The Chavez family has acquired huge tracks of land in Barinas and the retirement of any of the Chavez is ensured with a fat cattle ranch, full of servants. Most chavista ministers seem to also have ensured a nice retirement. Probably many of them will be able to replace without much trouble their Audis or Hummers if they get stolen. Though that seems unlikely as they tend to have a lot of body guards along. No walking on foot in the neighborhood for them to go and buy a loaf of bread when an orderly is there for them 24/24.

And thus we say good bye to Luis Herrera Campins, certainly not the best president we had but very likely the most honest one we had, with Leoni. Caldera has probably been honest too but his family has benefited. We have not heard tales of sudden riches from the Herrera or Leoni families during or after the tenure of their father.

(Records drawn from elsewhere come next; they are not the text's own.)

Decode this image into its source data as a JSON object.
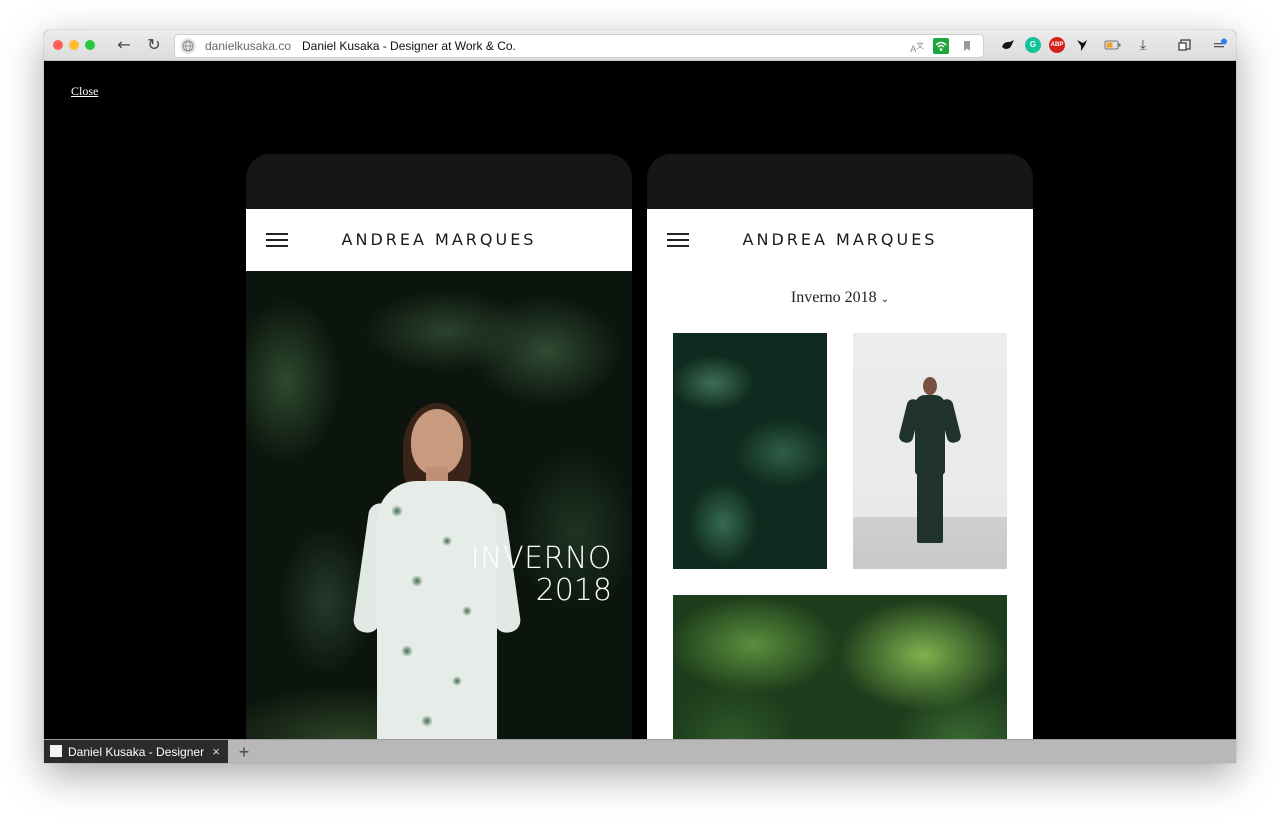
{
  "browser": {
    "domain": "danielkusaka.co",
    "title": "Daniel Kusaka - Designer at Work & Co.",
    "nav": {
      "back_icon": "←",
      "reload_icon": "↻"
    },
    "extensions": [
      {
        "name": "translate-icon",
        "glyph": "A",
        "color": "#888888"
      },
      {
        "name": "wifi-extension-icon",
        "glyph": "",
        "color": "#1ea53c"
      },
      {
        "name": "bookmark-icon",
        "glyph": "",
        "color": "#9a9a9a"
      },
      {
        "name": "dark-extension-icon",
        "glyph": "",
        "color": "#111111"
      },
      {
        "name": "grammarly-icon",
        "glyph": "G",
        "color": "#15c39a"
      },
      {
        "name": "adblock-plus-icon",
        "glyph": "ABP",
        "color": "#d4201b"
      },
      {
        "name": "bird-extension-icon",
        "glyph": "",
        "color": "#111111"
      },
      {
        "name": "battery-icon",
        "glyph": "",
        "color": "#f0a030"
      },
      {
        "name": "download-icon",
        "glyph": "⤓",
        "color": "#444444"
      },
      {
        "name": "cast-icon",
        "glyph": "",
        "color": "#444444"
      },
      {
        "name": "menu-icon",
        "glyph": "",
        "color": "#2d7cf6"
      }
    ]
  },
  "overlay": {
    "close_label": "Close"
  },
  "phone_left": {
    "brand": "ANDREA MARQUES",
    "hero_line1": "INVERNO",
    "hero_line2": "2018"
  },
  "phone_right": {
    "brand": "ANDREA MARQUES",
    "collection_label": "Inverno 2018",
    "collection_chevron": "⌄"
  },
  "tabs": [
    {
      "title": "Daniel Kusaka - Designer at Work & Co.",
      "close": "×"
    }
  ],
  "new_tab_label": "+",
  "colors": {
    "overlay_bg": "#000000",
    "phone_bar": "#161616",
    "traffic_red": "#ff5f57",
    "traffic_yellow": "#febc2e",
    "traffic_green": "#28c840"
  }
}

Curiously the Chavez administration was rather prompt to acknowledge the dead of Herrera although no state funerals due to his ranks seem to be planned. Chavez dad was a political agent of COPEI during Herrera days (if memory serves me well) which could explain the acknowledgment. But the cult of personality of Chavez seems already too advanced to acknowledge anyone who has ruled before him, even more someone who has not benefited from power and already reached the Miraflores seat chubby, unlike Chavez who got bloated once there. So no one is expecting a state funeral. Might as well, I am sure that Herrera would not have enjoyed the presence of chavista ministers near to him in such an occasion.